In the last column of Table 3, we report the lower bound obtained when solving QPRelwithout introducing additional constraints as described in Sect. 3.3. We observe that the relaxation becomes less tight for networks with more layers and if it was trained robustly. We suppose that when the number of layers L becomes larger the binary search between \(\underline{\lambda }\) and \(\bar{\lambda }\) (see Theorem 1 and the discussion afterwards) in a higher dimensional space results in a point far from the optimal Lagrange multipliers. Especially the last \(\underline{\lambda }_{L-1}\) and \(\bar{\lambda }_{L-1}\) defined in (9) become small such that the gap between \(x^{L-1}\) and \(W^{L-1}x^{L-2}+b^{L-1}\) has only a very limited effect on the objective function of QPRel. That results in an undesired optimal solution of QPRel with a large propagation gap. At that point, by introducing additional linear constraints [especially (11)] we prohibit this behavior by bounding the propagation gap for the set of feasible points. Overall, incorporating additional linear constraints by using bounds on ReLU’s input has proven to significantly improve our relaxation and the resulting lower bounds.

\(l_{\infty}\)-setting, comparison with SDP-relaxations In order to compare our method with the work done by Raghunathan et al. (2018b) we generalize QPRel to the \(l_{\infty}\)-setting as described in Sect. 3.4. Note, that the resulting relaxation is looser than the initial QPRel for the \(l_{2}\)-setting since we bound the \(l_{\infty}\)-distance from below to make the problem quadratic and convex. To compute the largest \(\epsilon\) such that the SDP verification succeeds we perform a binary search on the [0, 1] interval. Since this approach takes longer to run we test it only on the networks D2 and D2R trained with \(\epsilon =0.1\) (MNIST data).

In \(l_{\infty}\) setting our bounds are about 3 times smaller than the ones of SDPRel (see Table 4, MedRelDiff to QPRel)—though computed three orders of magnitude faster (see “Appendix A”). This shows that the QP relaxation is less suited than the competitors for obtaining tight bounds in \(l_{\infty}\)-setting as already indicated by the arguments above due to the nature of the quadratic relaxation, but trades this off by much better efficiency compared to SDPRel.

5 Conclusion and future work

We presented a novel approach to solve the problem of approximating the minimal adversarial perturbations for ReLU networks based on a convex QP relaxation of DtDB. We show that the lower bounds computed with QPRel allow certification of larger neighborhoods.

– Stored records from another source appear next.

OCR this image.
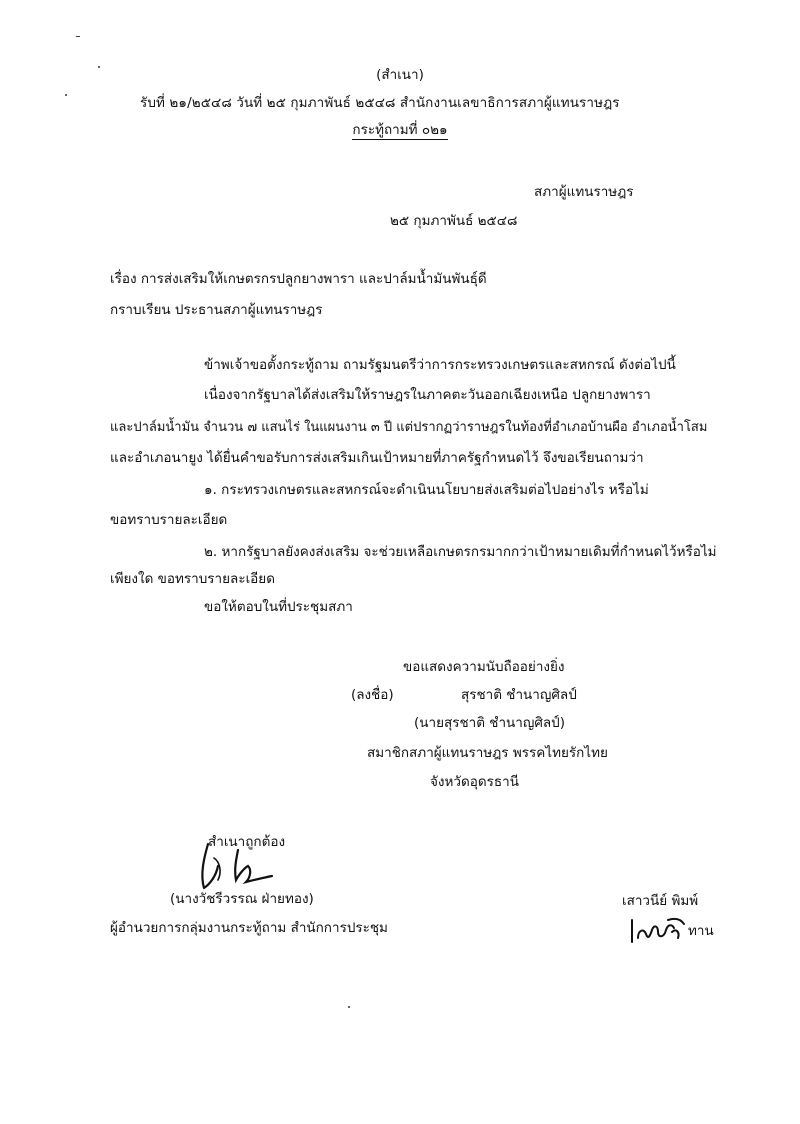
(สำเนา)
รับที่ ๒๑/๒๕๔๘ วันที่ ๒๕ กุมภาพันธ์ ๒๕๔๘ สำนักงานเลขาธิการสภาผู้แทนราษฎร
กระทู้ถามที่ ๐๒๑
สภาผู้แทนราษฎร
๒๕ กุมภาพันธ์ ๒๕๔๘
เรื่อง การส่งเสริมให้เกษตรกรปลูกยางพารา และปาล์มน้ำมันพันธุ์ดี
กราบเรียน ประธานสภาผู้แทนราษฎร
ข้าพเจ้าขอตั้งกระทู้ถาม ถามรัฐมนตรีว่าการกระทรวงเกษตรและสหกรณ์ ดังต่อไปนี้
เนื่องจากรัฐบาลได้ส่งเสริมให้ราษฎรในภาคตะวันออกเฉียงเหนือ ปลูกยางพารา
และปาล์มน้ำมัน จำนวน ๗ แสนไร่ ในแผนงาน ๓ ปี แต่ปรากฏว่าราษฎรในท้องที่อำเภอบ้านผือ อำเภอน้ำโสม
และอำเภอนายูง ได้ยื่นคำขอรับการส่งเสริมเกินเป้าหมายที่ภาครัฐกำหนดไว้ จึงขอเรียนถามว่า
๑. กระทรวงเกษตรและสหกรณ์จะดำเนินนโยบายส่งเสริมต่อไปอย่างไร หรือไม่
ขอทราบรายละเอียด
๒. หากรัฐบาลยังคงส่งเสริม จะช่วยเหลือเกษตรกรมากกว่าเป้าหมายเดิมที่กำหนดไว้หรือไม่
เพียงใด ขอทราบรายละเอียด
ขอให้ตอบในที่ประชุมสภา
ขอแสดงความนับถืออย่างยิ่ง
(ลงชื่อ)	สุรชาติ ชำนาญศิลป์
(นายสุรชาติ ชำนาญศิลป์)
สมาชิกสภาผู้แทนราษฎร พรรคไทยรักไทย
จังหวัดอุดรธานี
สำเนาถูกต้อง
(นางวัชรีวรรณ ฝ่ายทอง)
ผู้อำนวยการกลุ่มงานกระทู้ถาม สำนักการประชุม
เสาวนีย์ พิมพ์
ทาน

Since convexity of the underlying QP determines computational efficiency of our approach we derive the necessary and sufficient conditions on the Lagrangian multipliers. The obtained lower bounds in the \(l_{2}\)-setting show state-of-the-art results allowing to certify larger radia around the data samples as adversarial free.

With our contribution we make a step towards robustness verification of deep ReLU-based classifiers. While the proposed theoretical framework is applicable to any linear transformations including dense, convolutional and average pooling layers as well as skip connections, it requires a different analysis when a non-ReLU activation functions are used (except leaky ReLU). To be able to apply the approach on a wider class of networks it should be generalized to popular architectures beyond ReLU activations. Last but not least, excellent results that our method demonstrated for the verification task indicate an intriguing research direction toward robust training. Based on our certificates the next step towards robust training would be an approach that uses the solution of QPRel to make an update step resulting in larger certified neighborhood for the correctly classified samples. As our approach does not require a predefined \(\epsilon\), that additional regularization acts individually for each sample depending on its current robust neighborhood.